Hi Bryan
My main rationale for kicking the oAuth can down the road (i.e. pushing back on Erik) in the past has been the lack of PM to keep this focused, the lack of a clear UI strategy due in part to many people in our UX team being so new and our strategy being all over the map, and also because the team was clearly kinda done with this as a project for a while.
The situation is now different on all three fronts. With you taking the PM role very seriously, I feel comfortable that you'd be able to do the necessary user story work and pushing back on design astronautism (if that even becomes a problem). Our UX team has matured quite a bit since the last time we looked at this, and though OOjs UI is still new tech, I think we would get a little better support from our UI tools to make a conforming UI, and "conforming" is at least a little clearer than it was last year.
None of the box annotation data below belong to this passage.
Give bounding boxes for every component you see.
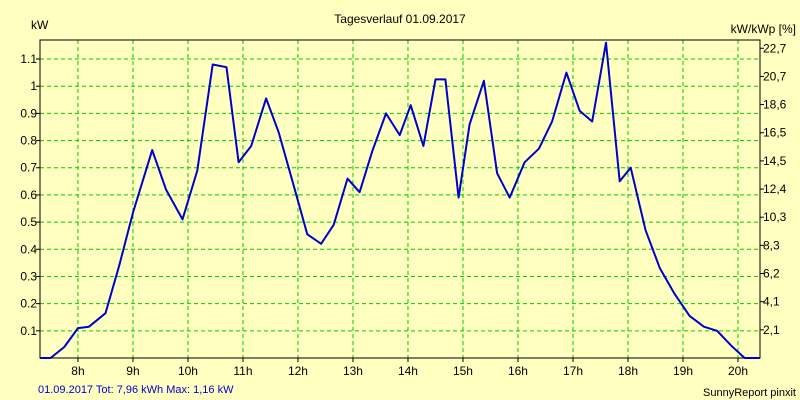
y-left-tick-label: 0.8: [20, 134, 37, 148]
y-left-tick-label: 1: [30, 79, 37, 93]
y-left-tick-label: 0.3: [20, 269, 37, 283]
series-line-power: [40, 41, 760, 359]
x-tick-label: 16h: [508, 364, 528, 378]
y-right-tick-label: 14,5: [763, 154, 787, 168]
y-right-tick-label: 16,5: [763, 126, 787, 140]
y-right-tick-label: 22,7: [763, 41, 787, 55]
series-layer: [40, 41, 760, 359]
y-right-tick-label: 20,7: [763, 69, 787, 83]
x-tick-label: 9h: [126, 364, 139, 378]
x-tick-label: 17h: [563, 364, 583, 378]
x-tick-label: 10h: [178, 364, 198, 378]
grid-layer: [40, 40, 760, 358]
x-tick-label: 15h: [453, 364, 473, 378]
y-axis-left-label: kW: [31, 18, 49, 32]
y-left-tick-label: 0.5: [20, 215, 37, 229]
y-right-tick-label: 6,2: [763, 267, 780, 281]
y-right-tick-label: 4,1: [763, 295, 780, 309]
x-tick-label: 14h: [398, 364, 418, 378]
x-tick-label: 8h: [71, 364, 84, 378]
y-right-tick-label: 12,4: [763, 182, 787, 196]
x-tick-label: 12h: [288, 364, 308, 378]
x-tick-label: 11h: [233, 364, 252, 378]
ticks-layer: 8h 9h 10h 11h 12h 13h 14h 15h 16h 17h 18h 19h 20h 0.1…: [20, 41, 786, 378]
x-tick-label: 13h: [343, 364, 363, 378]
footer-summary: 01.09.2017 Tot: 7,96 kWh Max: 1,16 kW: [38, 384, 234, 396]
plot-frame: [39, 39, 761, 359]
x-tick-label: 18h: [618, 364, 638, 378]
y-right-tick-label: 10,3: [763, 210, 787, 224]
y-left-tick-label: 0.1: [20, 324, 37, 338]
x-tick-label: 19h: [673, 364, 693, 378]
chart-title: Tagesverlauf 01.09.2017: [334, 12, 466, 26]
y-left-tick-label: 0.4: [20, 242, 37, 256]
y-axis-right-label: kW/kWp [%]: [731, 22, 796, 36]
y-right-tick-label: 2,1: [763, 323, 780, 337]
y-right-tick-label: 8,3: [763, 238, 780, 252]
y-left-tick-label: 1.1: [20, 52, 37, 66]
x-tick-label: 20h: [728, 364, 748, 378]
footer-credit: SunnyReport pinxit: [703, 387, 796, 399]
y-left-tick-label: 0.2: [20, 297, 37, 311]
y-left-tick-label: 0.6: [20, 188, 37, 202]
y-left-tick-label: 0.7: [20, 161, 37, 175]
y-right-tick-label: 18,6: [763, 98, 787, 112]
y-left-tick-label: 0.9: [20, 106, 37, 120]
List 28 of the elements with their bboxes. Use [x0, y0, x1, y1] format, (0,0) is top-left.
We've all had some time away from the work now, and the experience which we've gained by having the current iteration out there a while can guide our future work.
So, this may be a good project to elevate. Those of you who caught Frank's talk at the last metrics meeting[1] will have a little better understanding why oAuth matters; it's a tool that lets other organizations build tools that interact in important ways with our site. The folks at
wikiedu.org are heavy oAuth users, which is why you'll see many requests coming from Sage Ross @
wikiedu.org in particular.
None of this is to say that this is the most important thing on the backlog, but merely to provoke fresh thinking on the topic.